The three new cases are household members of a remand prisoner who was also announced yesterday as a positive case.
Two of the three household members attend Mangatangi School on the Hauraki Plains and one was symptomatic while in class on Thursday.
All three positive cases, and an accompanying adult caregiver, are being moved to a quarantine facility.
The school has been closed and parents have been contacted. Arrangements are being made for the students and their families to be tested.
They also highlighted the need for mask use inside schools, he said.
In level 2, students aren't required to wear masks, however Baker said a school setting allows for the virus to "spread quite quickly".
It wasn't yet clear precisely how the new cases would influence today's Cabinet decision - or whether the area of New Zealand under lockdown would now need to be extended.
There have already been calls for Waikato to join Auckland's cordon.
Cabinet ministers had already faced a tough decision, having earlier flagged an in-principle decision to move Auckland down to level 3, and the rest of the country back to less restrictive level 2 settings, at midnight tomorrow.
The call also comes after 27 new cases were reported in the community yesterday afternoon - at least three of them as-yet unlinked - on top of those confirmed in Waikato last night.
At yesterday afternoon's media conference, Prime Minister Jacinda Ardern said Auckland's hard work had "paid off", and that those still-sizeable daily numbers coming through reflected how Delta was continuing to infect people within households.
"I know that is really anxious-making for people when they see those numbers. They don't always tell the full story but it does tell us Delta's tail is long and it is hard."
Director of public health Caroline McElnay was "cautiously optimistic" that most of the outbreak – now totalling more than 1050 cases – was under control and that it was the long tail still being seen.
More cases were expected in the coming days as some of the recent cases were from large households, where contacts are expected to test positive - but they are already in isolation.
Thirteen people were in hospital, and four in ICU.
Asked if Auckland was ready for a step-down, Covid-19 modeller Professor Shaun Hendy yesterday afternoon said he'd prefer the region stay at level 4 until the cluster was stamped out.
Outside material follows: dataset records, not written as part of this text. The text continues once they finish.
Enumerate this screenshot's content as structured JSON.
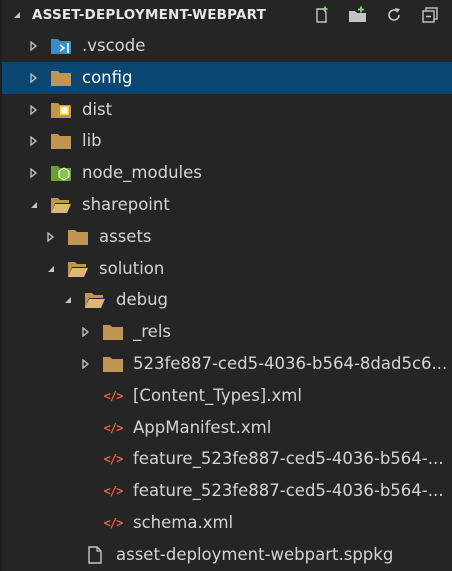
{
  "explorer": {
    "title": "ASSET-DEPLOYMENT-WEBPART",
    "actions": {
      "new_file": "new-file-icon",
      "new_folder": "new-folder-icon",
      "refresh": "refresh-icon",
      "collapse_all": "collapse-all-icon"
    },
    "items": [
      {
        "label": ".vscode",
        "icon": "vscode-folder-icon",
        "expanded": false
      },
      {
        "label": "config",
        "icon": "folder-icon",
        "expanded": false,
        "selected": true
      },
      {
        "label": "dist",
        "icon": "dist-folder-icon",
        "expanded": false
      },
      {
        "label": "lib",
        "icon": "folder-icon",
        "expanded": false
      },
      {
        "label": "node_modules",
        "icon": "node-folder-icon",
        "expanded": false
      },
      {
        "label": "sharepoint",
        "icon": "folder-open-icon",
        "expanded": true
      },
      {
        "label": "assets",
        "icon": "folder-icon",
        "expanded": false
      },
      {
        "label": "solution",
        "icon": "folder-open-icon",
        "expanded": true
      },
      {
        "label": "debug",
        "icon": "folder-open-icon",
        "expanded": true
      },
      {
        "label": "_rels",
        "icon": "folder-icon",
        "expanded": false
      },
      {
        "label": "523fe887-ced5-4036-b564-8dad5c6...",
        "icon": "folder-icon",
        "expanded": false
      },
      {
        "label": "[Content_Types].xml",
        "icon": "xml-icon"
      },
      {
        "label": "AppManifest.xml",
        "icon": "xml-icon"
      },
      {
        "label": "feature_523fe887-ced5-4036-b564-...",
        "icon": "xml-icon"
      },
      {
        "label": "feature_523fe887-ced5-4036-b564-...",
        "icon": "xml-icon"
      },
      {
        "label": "schema.xml",
        "icon": "xml-icon"
      },
      {
        "label": "asset-deployment-webpart.sppkg",
        "icon": "file-icon"
      }
    ]
  },
  "colors": {
    "background": "#252526",
    "selection": "#094771",
    "folder": "#c09553",
    "xml": "#e8633a"
  }
}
"I'd just like to get this behind us, and there is a risk that, if we go to level 3, that we might continue to have to battle this over the next couple of months."
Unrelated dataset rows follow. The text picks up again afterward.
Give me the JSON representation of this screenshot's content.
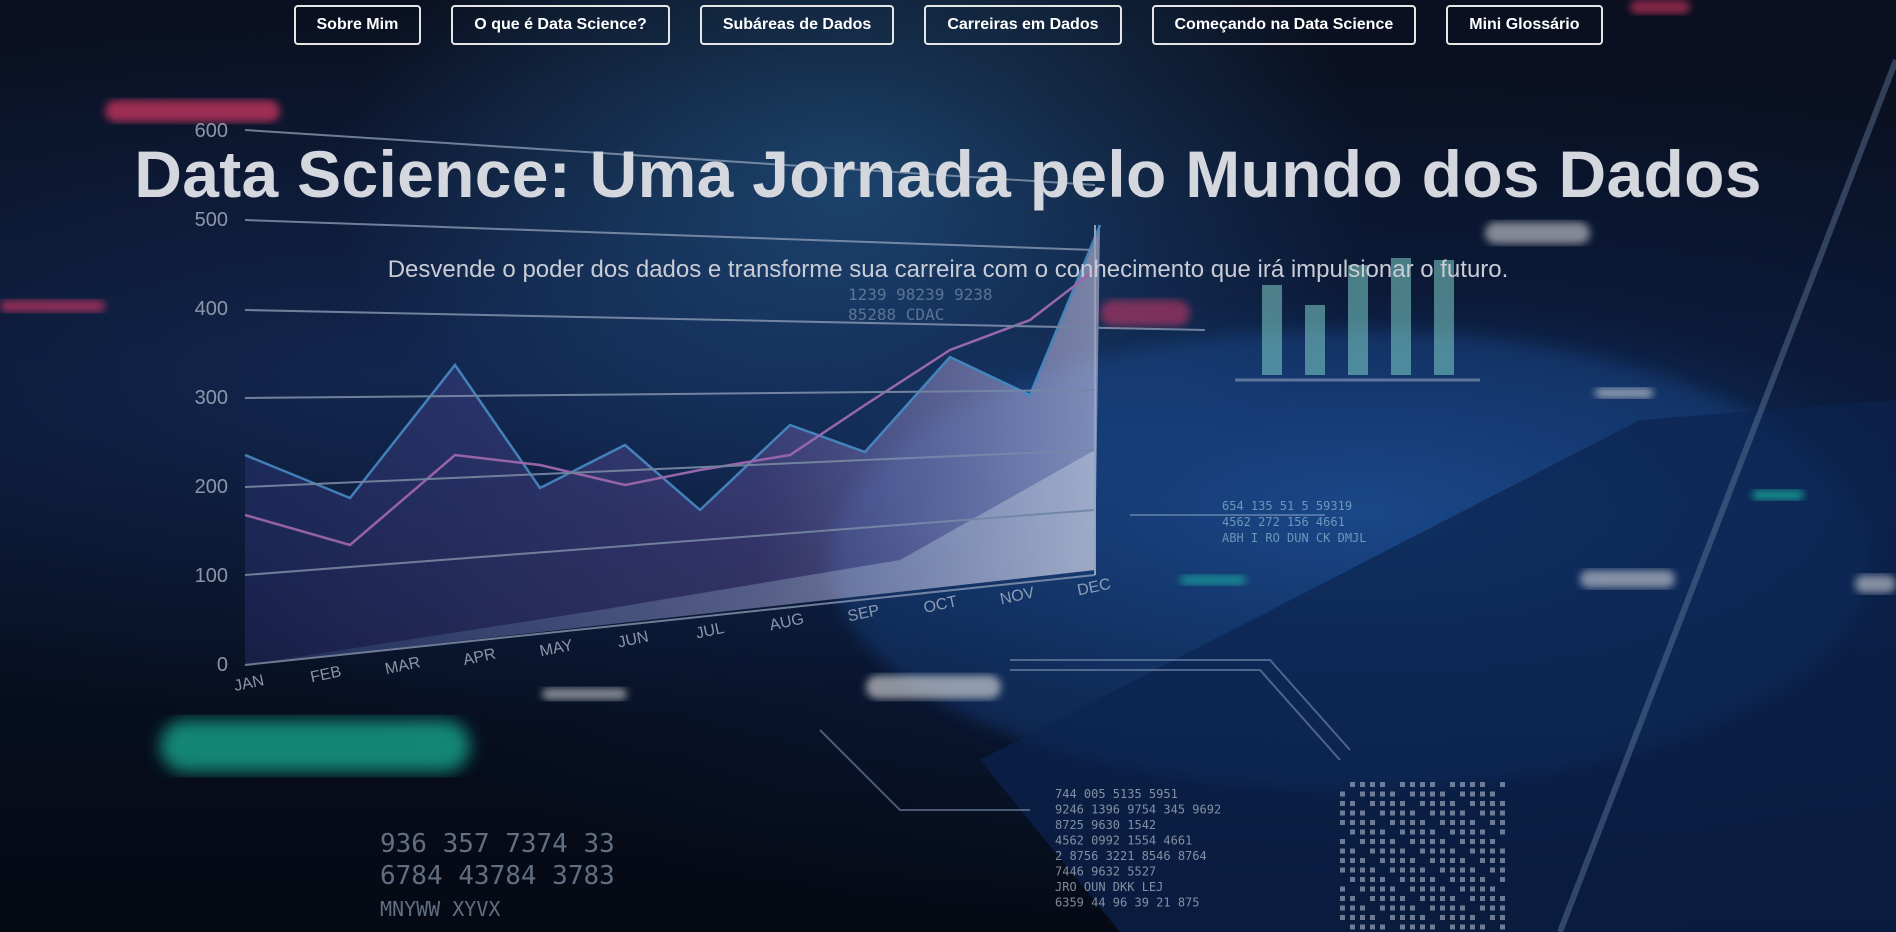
{
  "nav": {
    "items": [
      {
        "label": "Sobre Mim"
      },
      {
        "label": "O que é Data Science?"
      },
      {
        "label": "Subáreas de Dados"
      },
      {
        "label": "Carreiras em Dados"
      },
      {
        "label": "Começando na Data Science"
      },
      {
        "label": "Mini Glossário"
      }
    ]
  },
  "hero": {
    "title": "Data Science: Uma Jornada pelo Mundo dos Dados",
    "subtitle": "Desvende o poder dos dados e transforme sua carreira com o conhecimento que irá impulsionar o futuro."
  },
  "background": {
    "chart": {
      "y_ticks": [
        "600",
        "500",
        "400",
        "300",
        "200",
        "100",
        "0"
      ],
      "x_ticks": [
        "JAN",
        "FEB",
        "MAR",
        "APR",
        "MAY",
        "JUN",
        "JUL",
        "AUG",
        "SEP",
        "OCT",
        "NOV",
        "DEC"
      ]
    },
    "numbers_bottom_left": [
      "936  357  7374  33",
      "6784  43784  3783",
      "MNYWW XYVX"
    ],
    "numbers_bottom_center": [
      "744  005  5135  5951",
      "9246 1396 9754 345 9692",
      "8725 9630 1542",
      "4562  0992  1554  4661",
      "2 8756 3221 8546 8764",
      "7446 9632 5527",
      "JRO OUN  DKK LEJ",
      "6359 44 96 39 21 875"
    ],
    "numbers_right": [
      "654  135  51 5  59319",
      "4562  272  156  4661",
      "ABH I RO DUN  CK DMJL"
    ],
    "numbers_top": [
      "1239  98239  9238",
      "85288 CDAC"
    ]
  },
  "colors": {
    "nav_border": "#e6e6e6",
    "title": "#d4d7de",
    "subtitle": "#c9ccd4",
    "accent_teal": "#1fd6b4",
    "accent_pink": "#ff3d6e"
  }
}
While the outbreak's R value – or average number of people one infected person passed the virus on to – was still likely below one, Hendy felt contact tracers still weren't in front of it.
"We are still seeing cases acquired in the community, as opposed to just households."
Level 3 would create more locations for the virus to spread, making the task for contact tracers even more difficult, and possibly increasing the rate of transmission.
"The worst-case scenario is that in a couple of weeks, things start to look like they were in New South Wales six weeks ago, where we have case numbers clearly starting to rise," he said.
"And then, however unpalatable it might be, we would have to go back to level 4. New South Wales' healthcare system isn't coping with its Delta outbreak and ours would certainly struggle."
Baker similarly warned of following Sydney's fate.
Earlier yesterday, he described a potential scenario of cases continuing to track up under alert level 3 and possibly leaking out into the rest of the country - something that had now happened anyway.
"We could even face a situation where much of the country winds up at level 3 for several months to keep a lid on the virus while we're getting our vaccination coverage up to a level where it doesn't overwhelm our health system."
Baker said the Government would be having to take a "calculated risk" - with the more optimistic scenario being that Auckland wrestled Delta under control at level 3 and then joined other regions at level 2.
"I think this is possibly the toughest call they've had to make."
It was also troubling that officials were still discovering mystery cases in Auckland, he said.
"So long as we're getting [unlinked] cases virtually every day, it means there are still undetected cases out there in the community – and these are what we have to worry about," he said.
"While each one doesn't point to a tip of an iceberg, they do potentially indicate that there are chains of transmission that we're not yet aware of."
Asked whether New Zealand could get to zero cases in the community, Ardern believed it possible but tough.
With more than 53,000 doses of the Pfizer vaccine administered on Saturday, 73.1 per cent of eligible Kiwis had now received at least their first jab.